For graphic illustration of this technique, please see Figure 2 of the article by Schouten et al.

• Aim: to check whether a specific section on one chromosome contains deletions, duplications, or translocations
• Process: Standard blood sample from the individual being tested is sent to a clinical lab
• Advantages:
  • Technically reasonably straightforward
  • Can identify a range of chromosomal aberrations including deletions, duplications, and translocations
• Disadvantages:
  • Labour intensive so fastest turnaround time possible is 3 to 14 days
  • Cannot detect even large deletions if the binding site for the probe used is not in the actual deletion region
  • Cannot provide information on the length or exact position of a deletion
• FISH test specific for typical 22q11.2 deletions:
  • Two probes are used to bind to chromosome 22:
    • TUPLE1 or N25 (here labelled with a red dye) binds to 22q11.2 (area of potential deletion)
    • ARSA (here labelled with a green dye) binds to 22q13.3 (area on the far end of chromosome 22; not deleted in 22q11.2DS
  • A normal chromosome 22 is not missing any parts, so both the red and the green probes can bind to their respective locations.
  • A chromosome 22 with a 22q11.2 deletion has the green probe bind to the 22q13.3 location, but has nowhere for the red 22q11.2 probe to bind.

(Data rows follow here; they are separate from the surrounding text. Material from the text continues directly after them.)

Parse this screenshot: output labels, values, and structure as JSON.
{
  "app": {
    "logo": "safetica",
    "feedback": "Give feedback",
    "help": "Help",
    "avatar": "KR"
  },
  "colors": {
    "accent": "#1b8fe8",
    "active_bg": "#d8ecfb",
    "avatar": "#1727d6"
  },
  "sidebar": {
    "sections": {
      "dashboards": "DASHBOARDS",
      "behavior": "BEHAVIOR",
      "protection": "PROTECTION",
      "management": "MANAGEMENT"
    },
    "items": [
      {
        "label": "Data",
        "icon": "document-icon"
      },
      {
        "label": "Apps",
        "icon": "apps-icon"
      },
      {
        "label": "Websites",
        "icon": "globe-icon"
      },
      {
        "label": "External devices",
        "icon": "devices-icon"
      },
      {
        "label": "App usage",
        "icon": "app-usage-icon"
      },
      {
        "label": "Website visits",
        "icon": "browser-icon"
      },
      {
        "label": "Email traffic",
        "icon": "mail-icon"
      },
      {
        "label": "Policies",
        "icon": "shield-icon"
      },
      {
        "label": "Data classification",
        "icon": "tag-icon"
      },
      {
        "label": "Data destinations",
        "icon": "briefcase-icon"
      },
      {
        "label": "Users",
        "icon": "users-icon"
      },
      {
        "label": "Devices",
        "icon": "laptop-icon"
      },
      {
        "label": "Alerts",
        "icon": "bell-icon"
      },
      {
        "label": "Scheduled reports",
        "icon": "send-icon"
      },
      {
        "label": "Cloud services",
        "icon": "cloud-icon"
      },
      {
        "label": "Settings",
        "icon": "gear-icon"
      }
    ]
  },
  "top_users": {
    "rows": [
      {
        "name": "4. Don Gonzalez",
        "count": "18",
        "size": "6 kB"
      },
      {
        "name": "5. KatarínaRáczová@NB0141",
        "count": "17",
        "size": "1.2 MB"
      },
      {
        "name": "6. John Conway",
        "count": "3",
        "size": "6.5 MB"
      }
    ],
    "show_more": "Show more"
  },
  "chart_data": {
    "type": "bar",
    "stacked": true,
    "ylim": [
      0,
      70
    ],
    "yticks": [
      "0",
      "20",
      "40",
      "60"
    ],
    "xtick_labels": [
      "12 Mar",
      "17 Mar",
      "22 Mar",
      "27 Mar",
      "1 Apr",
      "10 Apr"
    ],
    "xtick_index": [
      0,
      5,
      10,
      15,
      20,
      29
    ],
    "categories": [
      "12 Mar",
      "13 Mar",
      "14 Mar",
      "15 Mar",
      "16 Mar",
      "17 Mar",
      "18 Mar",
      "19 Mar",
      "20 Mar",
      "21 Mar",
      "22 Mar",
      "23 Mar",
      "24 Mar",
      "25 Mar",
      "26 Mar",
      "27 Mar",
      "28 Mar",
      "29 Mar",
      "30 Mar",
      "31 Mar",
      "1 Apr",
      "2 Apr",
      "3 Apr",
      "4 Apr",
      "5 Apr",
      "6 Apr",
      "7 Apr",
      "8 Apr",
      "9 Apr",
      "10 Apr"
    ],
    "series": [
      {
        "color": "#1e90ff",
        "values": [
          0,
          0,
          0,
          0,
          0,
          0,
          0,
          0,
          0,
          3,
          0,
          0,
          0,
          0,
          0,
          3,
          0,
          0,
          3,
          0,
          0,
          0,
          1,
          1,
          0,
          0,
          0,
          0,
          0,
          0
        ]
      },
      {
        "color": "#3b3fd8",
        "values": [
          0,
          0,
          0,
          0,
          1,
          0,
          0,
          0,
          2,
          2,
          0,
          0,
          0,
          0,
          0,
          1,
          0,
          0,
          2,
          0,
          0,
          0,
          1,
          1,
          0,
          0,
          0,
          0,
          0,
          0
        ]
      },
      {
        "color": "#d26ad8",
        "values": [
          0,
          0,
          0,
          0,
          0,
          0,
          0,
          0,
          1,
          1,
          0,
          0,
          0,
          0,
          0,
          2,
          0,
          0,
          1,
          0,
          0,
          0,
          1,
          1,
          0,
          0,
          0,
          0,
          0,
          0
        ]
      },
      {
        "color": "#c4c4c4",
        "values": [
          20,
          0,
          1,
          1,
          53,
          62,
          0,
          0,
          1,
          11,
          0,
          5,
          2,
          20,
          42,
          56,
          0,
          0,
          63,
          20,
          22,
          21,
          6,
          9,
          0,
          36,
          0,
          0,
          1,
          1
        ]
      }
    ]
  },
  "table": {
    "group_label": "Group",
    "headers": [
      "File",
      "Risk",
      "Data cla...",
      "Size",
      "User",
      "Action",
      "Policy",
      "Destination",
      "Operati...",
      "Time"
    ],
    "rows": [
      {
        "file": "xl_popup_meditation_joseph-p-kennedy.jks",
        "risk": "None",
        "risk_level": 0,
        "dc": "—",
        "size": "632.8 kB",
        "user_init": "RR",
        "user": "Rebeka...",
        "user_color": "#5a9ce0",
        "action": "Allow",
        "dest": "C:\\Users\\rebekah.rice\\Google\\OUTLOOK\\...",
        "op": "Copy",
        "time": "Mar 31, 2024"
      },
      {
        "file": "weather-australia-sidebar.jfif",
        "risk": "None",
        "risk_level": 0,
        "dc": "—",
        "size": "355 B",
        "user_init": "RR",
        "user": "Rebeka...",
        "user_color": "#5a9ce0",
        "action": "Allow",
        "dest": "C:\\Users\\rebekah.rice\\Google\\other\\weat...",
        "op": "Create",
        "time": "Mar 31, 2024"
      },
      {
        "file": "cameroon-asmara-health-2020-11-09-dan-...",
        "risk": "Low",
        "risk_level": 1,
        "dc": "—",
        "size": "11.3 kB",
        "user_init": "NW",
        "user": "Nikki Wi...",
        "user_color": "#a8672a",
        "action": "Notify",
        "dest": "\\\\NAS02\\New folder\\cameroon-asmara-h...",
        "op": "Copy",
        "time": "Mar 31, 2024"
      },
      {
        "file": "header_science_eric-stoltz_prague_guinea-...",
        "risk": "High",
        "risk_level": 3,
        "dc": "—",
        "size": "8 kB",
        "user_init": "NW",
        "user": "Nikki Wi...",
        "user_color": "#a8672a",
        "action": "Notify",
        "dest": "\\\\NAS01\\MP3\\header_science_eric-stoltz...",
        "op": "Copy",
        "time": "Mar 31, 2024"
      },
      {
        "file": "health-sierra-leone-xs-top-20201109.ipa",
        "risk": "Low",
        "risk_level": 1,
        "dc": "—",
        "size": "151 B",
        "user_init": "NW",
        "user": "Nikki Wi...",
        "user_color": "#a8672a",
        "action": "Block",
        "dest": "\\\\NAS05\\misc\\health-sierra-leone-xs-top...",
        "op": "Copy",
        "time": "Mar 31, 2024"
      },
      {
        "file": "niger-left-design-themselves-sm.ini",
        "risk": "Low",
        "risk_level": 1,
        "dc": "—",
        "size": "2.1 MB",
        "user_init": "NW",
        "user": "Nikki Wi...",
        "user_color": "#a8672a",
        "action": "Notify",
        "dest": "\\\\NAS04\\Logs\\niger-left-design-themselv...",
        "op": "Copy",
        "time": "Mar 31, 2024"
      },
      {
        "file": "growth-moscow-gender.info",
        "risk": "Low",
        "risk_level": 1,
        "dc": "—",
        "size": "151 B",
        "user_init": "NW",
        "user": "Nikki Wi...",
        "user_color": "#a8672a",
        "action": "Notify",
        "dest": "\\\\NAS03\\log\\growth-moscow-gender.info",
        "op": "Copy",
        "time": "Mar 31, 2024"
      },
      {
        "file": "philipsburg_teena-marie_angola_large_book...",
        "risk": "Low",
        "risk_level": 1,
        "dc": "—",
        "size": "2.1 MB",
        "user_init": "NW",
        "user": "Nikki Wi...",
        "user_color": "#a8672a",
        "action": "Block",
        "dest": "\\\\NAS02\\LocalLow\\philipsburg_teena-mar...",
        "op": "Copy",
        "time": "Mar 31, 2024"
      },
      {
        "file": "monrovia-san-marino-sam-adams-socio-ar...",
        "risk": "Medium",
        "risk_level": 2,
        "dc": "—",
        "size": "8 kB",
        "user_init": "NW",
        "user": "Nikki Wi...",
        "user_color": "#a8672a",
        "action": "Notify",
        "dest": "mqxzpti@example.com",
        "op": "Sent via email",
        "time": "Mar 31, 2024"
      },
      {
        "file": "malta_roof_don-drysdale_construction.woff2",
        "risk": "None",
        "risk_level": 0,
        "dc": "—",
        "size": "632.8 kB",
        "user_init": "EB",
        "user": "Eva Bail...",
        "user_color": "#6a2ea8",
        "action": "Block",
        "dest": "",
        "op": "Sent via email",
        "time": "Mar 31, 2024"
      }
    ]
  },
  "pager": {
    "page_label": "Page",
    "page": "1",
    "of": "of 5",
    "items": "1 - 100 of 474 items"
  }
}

For sample results of this technique, please see this set of images.

Note: A negative FISH result can mean:

• The individual tested has no deletion at 22q11.2, but may have a genetic change somewhere else in the genome. e.g. 10p13-14
• The individual tested has a deletion at 22q11.2, but it is not within binding site of the TUPLE or N25 probe and therefore not detectable using these probes. This is estimated to happen about 8% of the time.

Because of FISH’s inability detect deletions that are either proximal or distal to the probes used, the preferred initial test for 22q11.2DS is genomic SNP array (described in the first section of this page).